In Großbritannien bereitet sich die Polizei auf massive rechtsextreme Krawalle in 30 verschiedenen Städten vor. Bereits 400 Randalierer wurden in den vergangenen Tagen bei den „Enough is Enough“-Protesten festgenommen. Der neue Premierminister Keir Starmer beruft regelmäßig einen nationalen Krisenstab ein, um über die Lage zu beraten. 

Wie groß ist die Gefahr, dass es auch in Deutschland zu einer ähnlichen Situation kommt? Zwei Rechtsextremismus-Experten geben BuzzFeed News Deutschland von IPPEN.MEDIA eine Einschätzung.

Ausschreitungen in Großbritannien: „Massives Mobilisierungspotential“ auch in Deutschland

Ultranationalisten hatten eine Messerattacke auf einen Taylor-Swift-Tanzkurs in Southport, bei der drei Mädchen starben, vergangenen Montag zum Anlass für die Ausschreitungen genommen. Sie verbreiteten Falschnachrichten über die Nationalität des mutmaßlichen Straftäters: Er habe einen muslimischen Namen, schrieben sie. Dabei stammt der Tatverdächtige aus einer christlichen Familie, hat zwar Eltern aus Ruanda, ist aber in Großbritannien geboren. Das Motiv für die Tat ist weiterhin unklar.

„Leider muss man sich auch in Deutschland bei ähnlichen Vorfällen auf so etwas einstellen. Die rechtsextremistische Szene wird das Handlungsmodell von Großbritannien übernehmen wollen“, sagt der Extremismusforscher und Politikwissenschaftler Armin Pfahl-Traughber BuzzFeed News Deutschland.
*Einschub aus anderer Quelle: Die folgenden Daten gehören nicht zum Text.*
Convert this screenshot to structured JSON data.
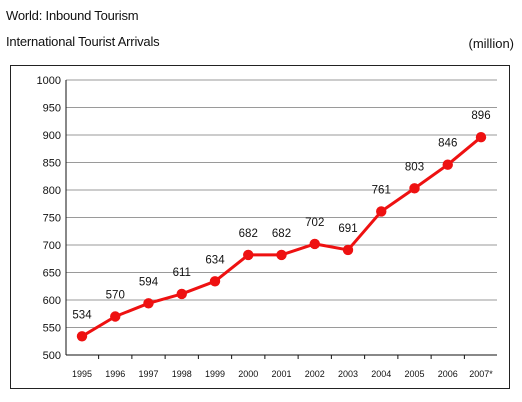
{
  "header": {
    "title": "World: Inbound Tourism",
    "subtitle": "International Tourist Arrivals",
    "unit": "(million)"
  },
  "colors": {
    "series": "#ee1111",
    "grid": "#9a9a9a",
    "axis": "#111111"
  },
  "chart_data": {
    "type": "line",
    "title": "World: Inbound Tourism",
    "subtitle": "International Tourist Arrivals",
    "ylabel": "(million)",
    "xlabel": "",
    "categories": [
      "1995",
      "1996",
      "1997",
      "1998",
      "1999",
      "2000",
      "2001",
      "2002",
      "2003",
      "2004",
      "2005",
      "2006",
      "2007*"
    ],
    "series": [
      {
        "values": [
          534,
          570,
          594,
          611,
          634,
          682,
          682,
          702,
          691,
          761,
          803,
          846,
          896
        ]
      }
    ],
    "ylim": [
      500,
      1000
    ],
    "yticks": [
      500,
      550,
      600,
      650,
      700,
      750,
      800,
      850,
      900,
      950,
      1000
    ],
    "grid": true,
    "legend": "none",
    "data_labels": true
  }
}
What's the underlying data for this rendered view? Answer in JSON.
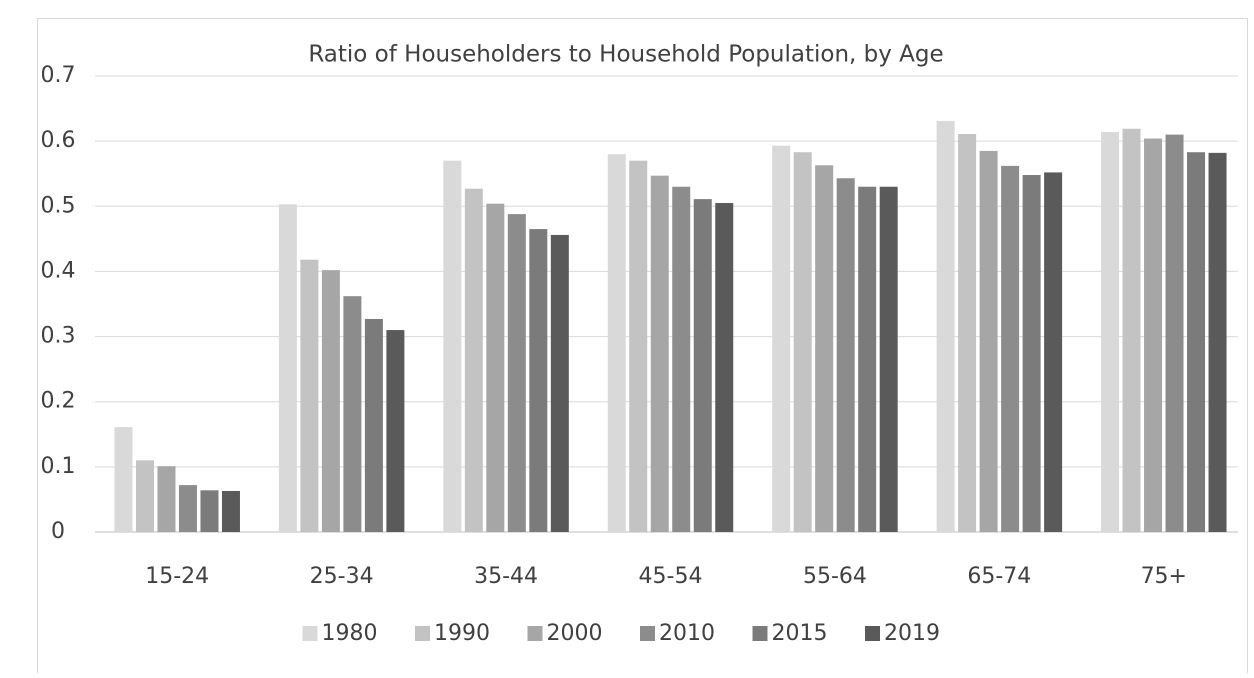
{
  "chart_data": {
    "type": "bar",
    "title": "Ratio of Householders to Household Population, by Age",
    "categories": [
      "15-24",
      "25-34",
      "35-44",
      "45-54",
      "55-64",
      "65-74",
      "75+"
    ],
    "series": [
      {
        "name": "1980",
        "color": "#d9d9d9",
        "values": [
          0.161,
          0.503,
          0.57,
          0.58,
          0.593,
          0.631,
          0.614
        ]
      },
      {
        "name": "1990",
        "color": "#c3c3c3",
        "values": [
          0.11,
          0.418,
          0.527,
          0.57,
          0.583,
          0.611,
          0.619
        ]
      },
      {
        "name": "2000",
        "color": "#a6a6a6",
        "values": [
          0.101,
          0.402,
          0.504,
          0.547,
          0.563,
          0.585,
          0.604
        ]
      },
      {
        "name": "2010",
        "color": "#8c8c8c",
        "values": [
          0.072,
          0.362,
          0.488,
          0.53,
          0.543,
          0.562,
          0.61
        ]
      },
      {
        "name": "2015",
        "color": "#7b7b7b",
        "values": [
          0.064,
          0.327,
          0.465,
          0.511,
          0.53,
          0.548,
          0.583
        ]
      },
      {
        "name": "2019",
        "color": "#5a5a5a",
        "values": [
          0.063,
          0.31,
          0.456,
          0.505,
          0.53,
          0.552,
          0.582
        ]
      }
    ],
    "ylim": [
      0,
      0.7
    ],
    "yticks": [
      0,
      0.1,
      0.2,
      0.3,
      0.4,
      0.5,
      0.6,
      0.7
    ],
    "grid": true,
    "legend": "bottom"
  }
}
Auch Lorenz Blumenthaler von der Amadeu-Antonio-Stiftung sieht in Deutschland ein „massives Mobilisierungspotential“, das sich schon während der Corona-Pandemie zeigte. „Als in Mannheim der Polizist erstochen wurde, hat die extreme Rechte in Deutschland sicher auf ähnliche Mobilisierungseffekte wie in Großbritannien gehofft. Ich habe diese Bilder schon vor meinem inneren Auge gesehen“, sagt er. Nur die „besonnene“ Mannheimer Zivilgesellschaft habe „Schlimmeres verhindert“.

Polizisten stehen vor Randalierern bei gewalttätigen Auseinandersetzungen auf einer Anti-Einwanderungsdemonstration in Großbritannien.

Dies ist ein Artikel von BuzzFeed News Deutschland. Wir sind ein Teil des IPPEN.MEDIA-Netzwerkes. Hier gibt es alle Beiträge von BuzzFeed News Deutschland.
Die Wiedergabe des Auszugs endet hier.